Рапорты о перемещениях противника впереди ничуть не обеспокоили Гранта, но все–таки Шерман вывел свой штаб на рассвете, чтобы выяснить, нет ли правды в докладах пикетов о слышанном ночью шуме, якобы свидетельствующем о передвижении войск.
Повернув лошадь, Холлидэй рысцой вернулся к генералу.
— Только что пробило семь, — сказал он. И погиб. Невидимые конфедератские пикеты внезапно дали залп, и пуля угодила в Холлидэя, сбив его с лошади и прикончив на месте.
— За мной! — крикнул Шерман, разворачивая лошадь и галопом устремляясь к собственным позициям.
Выскочивший на опушку пикет кричал:
— Генерал, мятежников там больше, чем блох на дворняге!
Именно так.
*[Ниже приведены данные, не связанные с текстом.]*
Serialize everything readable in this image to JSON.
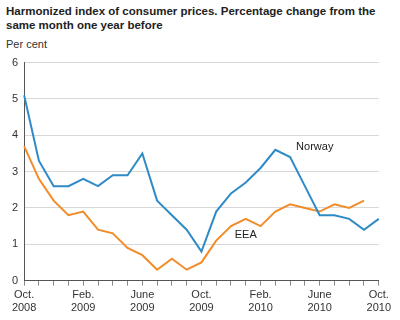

Они шли тремя цепями, атакуя вдоль всего фронта. С нарастающим победным криком мятежники врезались в неподготовленные позиции северян, вынудив их отступить перед жидким ружейным огнем. Захваченные врасплох солдаты заколебались, предпочитая сдать назад, чем встретить град пуль. И тут появился генерал Шерман, скакавший верхом между вражескими цепями и собственными позициями. Не обращая внимания на пули, засвистевшие вокруг него, он привстал в стременах и взмахнул саблей.
— Солдаты, в цепь, ко мне! Пли, заряжай и пли! Не отступать! Заряжай и пли!
Пыл генерала оказался заразительным: его крики вдохновили солдат, еще мгновение назад готовых к бегству. Они остались на позициях, открыв огонь по атакующим. Заряжай и пли, заряжай и пли.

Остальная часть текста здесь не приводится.